Linux Kernel 4.13 Officially Released (softpedia.com)
prisoninmate writes: As expected, the Linux 4.13 kernel series was made official this past weekend by none other than its creator, Linus Torvalds, which urges all Linux users to start migrating to this version as soon as possible. Work on Linux kernel 4.13 started in mid-July with the first Release Candidate (RC) milestone, which already gave us a glimpse of the new features coming to this major kernel branch. There are, of course, numerous improvements and support for new hardware through updated drivers and core components. Highlights of Linux kernel 4.13 include Intel's Cannon Lake and Coffee Lake CPUs, support for non-blocking buffered I/O operations to improve asynchronous I/O support, support for "lifetime hints" in the block layers and the virtual filesystem, AppArmor enhancements, and better power management. There's also AMD Raven Ridge support implemented in the AMDGPU graphics driver, which received numerous improvements, support for five-level page tables was added in the s390 architecture, and the structure randomization plugin was added as part of the build system.
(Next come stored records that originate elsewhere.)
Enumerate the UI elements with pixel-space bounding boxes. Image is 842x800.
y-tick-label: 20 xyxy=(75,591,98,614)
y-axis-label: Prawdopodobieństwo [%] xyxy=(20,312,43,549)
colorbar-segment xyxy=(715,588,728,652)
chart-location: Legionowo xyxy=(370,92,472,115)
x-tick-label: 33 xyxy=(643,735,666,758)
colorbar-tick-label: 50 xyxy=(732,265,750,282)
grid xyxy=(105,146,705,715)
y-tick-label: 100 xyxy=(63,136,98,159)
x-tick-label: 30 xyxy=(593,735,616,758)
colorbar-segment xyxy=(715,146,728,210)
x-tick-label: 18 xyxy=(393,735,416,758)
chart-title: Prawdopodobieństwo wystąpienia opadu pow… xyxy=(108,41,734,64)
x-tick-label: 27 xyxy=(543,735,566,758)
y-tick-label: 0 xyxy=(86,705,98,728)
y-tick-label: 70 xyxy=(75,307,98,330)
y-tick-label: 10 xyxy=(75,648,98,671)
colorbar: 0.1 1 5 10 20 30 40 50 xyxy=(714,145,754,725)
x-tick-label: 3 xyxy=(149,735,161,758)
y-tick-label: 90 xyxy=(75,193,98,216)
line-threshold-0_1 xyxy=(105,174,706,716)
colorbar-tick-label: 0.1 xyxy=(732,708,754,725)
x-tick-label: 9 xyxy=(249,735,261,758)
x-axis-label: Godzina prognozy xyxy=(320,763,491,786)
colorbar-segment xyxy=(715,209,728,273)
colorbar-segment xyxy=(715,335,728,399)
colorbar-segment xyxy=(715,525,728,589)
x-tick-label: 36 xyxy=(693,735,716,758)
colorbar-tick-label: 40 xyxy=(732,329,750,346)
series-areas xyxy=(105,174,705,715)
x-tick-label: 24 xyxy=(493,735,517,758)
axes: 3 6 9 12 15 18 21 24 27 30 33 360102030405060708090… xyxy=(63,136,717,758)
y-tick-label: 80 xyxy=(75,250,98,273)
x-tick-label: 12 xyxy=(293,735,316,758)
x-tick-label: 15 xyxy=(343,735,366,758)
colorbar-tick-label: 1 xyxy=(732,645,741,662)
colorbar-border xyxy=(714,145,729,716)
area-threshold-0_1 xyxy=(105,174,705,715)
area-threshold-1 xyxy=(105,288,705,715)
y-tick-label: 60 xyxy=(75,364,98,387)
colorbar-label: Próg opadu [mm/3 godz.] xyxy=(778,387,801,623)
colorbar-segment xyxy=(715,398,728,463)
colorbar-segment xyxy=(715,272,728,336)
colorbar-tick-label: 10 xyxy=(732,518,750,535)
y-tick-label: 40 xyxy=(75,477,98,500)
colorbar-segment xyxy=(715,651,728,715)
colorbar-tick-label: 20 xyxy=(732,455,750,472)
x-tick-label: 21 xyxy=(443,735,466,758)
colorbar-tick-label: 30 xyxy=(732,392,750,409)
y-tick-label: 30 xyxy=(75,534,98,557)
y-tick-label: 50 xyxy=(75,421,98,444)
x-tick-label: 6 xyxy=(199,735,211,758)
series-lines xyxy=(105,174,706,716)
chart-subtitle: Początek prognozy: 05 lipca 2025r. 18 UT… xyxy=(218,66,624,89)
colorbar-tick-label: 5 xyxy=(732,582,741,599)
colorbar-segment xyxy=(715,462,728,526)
As someone who has been working on an init system for Linux, I can assure you that there is literally no event for when a mount has occurred! The best you can do is poll /proc/self/mountinfo to see if it's changed since you last looked. Udev had mount event support but it was so buggy and wrong that they decided to remove it completely!
New processor support is nice but how about better event support for userspace programs?
Anons need not reply. Questions end with a question mark.
We haven't even finished regression-testing 4.10 yet... this is ridiculous. It takes months to regression test software changes, at least in a meaningful way. I don't see how they can keep going with this stupid accelerated release schedule, which amounts to "release for the sake of release."